Words by Ryan Kappy
Loss and salvation are two nouns that could never coincide when you think about it. But when it comes to emo/post-hardcore legends The Used, those two nouns have laid the groundwork for the ongoing theme that they have delivered successfully in the last twenty years. With their eighth full-length record, Heartwork, it seems that The Used has put a modern twist with this theme with lyrical context and expanding musical compositions their fans have yet to hear.
With famed producer John Feldmann at the switch boards, The Used chose to embrace their true sound while also opening the door to new arrangements that have yet to be tackled. For instance, single “Cathedral Bell” has a pop-trap approach that pays homage to Billie Eilish. There is clear indication that the band wanted to potentially crack the Billboard 100 with tracks like “Clean Cut Heals”, with the band clearly understanding the state of the music industry with putting a twist on their own product with modern music techniques.

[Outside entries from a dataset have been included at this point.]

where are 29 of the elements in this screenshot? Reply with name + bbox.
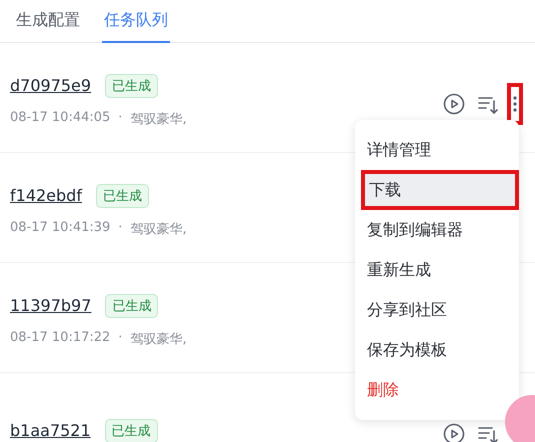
status-badge: 已生成: [104, 418, 158, 442]
menu-item[interactable]: 下载: [361, 170, 519, 210]
menu-item[interactable]: 保存为模板: [355, 330, 519, 370]
task-id-link[interactable]: f142ebdf: [10, 186, 82, 205]
separator-dot: ·: [118, 220, 122, 236]
task-id-link[interactable]: 11397b97: [10, 296, 92, 315]
task-description: 驾驭豪华,: [130, 110, 187, 128]
menu-item[interactable]: 详情管理: [355, 130, 519, 170]
menu-item[interactable]: 删除: [355, 370, 519, 410]
menu-item[interactable]: 复制到编辑器: [355, 210, 519, 250]
task-time: 08-17 10:44:05: [10, 110, 110, 126]
tab[interactable]: 生成配置: [14, 0, 82, 43]
task-time: 08-17 10:41:39: [10, 220, 110, 236]
status-badge: 已生成: [96, 184, 149, 208]
task-time: 08-17 10:17:22: [10, 330, 110, 346]
status-badge: 已生成: [105, 74, 158, 98]
task-id-link[interactable]: b1aa7521: [10, 421, 91, 440]
menu-item[interactable]: 重新生成: [355, 250, 519, 290]
separator-dot: ·: [118, 110, 122, 126]
play-icon[interactable]: [443, 422, 465, 442]
task-description: 驾驭豪华,: [130, 330, 187, 348]
tab[interactable]: 任务队列: [102, 0, 170, 43]
more-icon: [513, 94, 517, 112]
task-id-link[interactable]: d70975e9: [10, 76, 92, 95]
status-badge: 已生成: [105, 294, 158, 318]
separator-dot: ·: [118, 330, 122, 346]
menu-item[interactable]: 分享到社区: [355, 290, 519, 330]
play-icon[interactable]: [443, 92, 465, 114]
task-description: 驾驭豪华,: [130, 220, 187, 238]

Of course, the band pays homage to their original mix of massive riffs and string arrangements with the sinister yet poppy “1984 – infinite jest”, which brings back memories of hearing their classic track “The Bird And The Worm”. “Obvious Blase” sounds like the distant cousin of “I Caught Fire” (which also features Blink-182 drummer Travis Barker on drums), with high-string guitar melodies the band have utilized in the past.
Heartwork has special guest vocals to help alleviate their new material to capture the nature of the song at hand. The heaviest and dooming track “The Lottery”, featuring Caleb Shomo of Beartooth, has an exploding bridge that soars to the death metal-esque pathway. “The Lighthouse”, which features Blink-182 vocalist/bassist Mark Hoppus, helps McCracken with cheerful and hopeful lyrics in a lighthearted number that will have fans singing the night away. The wild “Blow Me” fits the profile of bringing Jason Aalon Butler to the forefront to perform a chaotic yet relieving bridge that will be remembered in the band’s catalog for sure.
In all, the record has shown The Used took a past chapter in their career from 2004’s In Love and Death, while being innovative and forward thinking. Not to mention, the album artwork for Heartwork dons the famous heart being held by a single tree branch that was on the original 2004 effort. With the two skeletons reaching out for one another’s hand, it is a symbol that the quartet have seized the day to create a progressive effort that will surely be ranked as one of the band’s best in recent memory.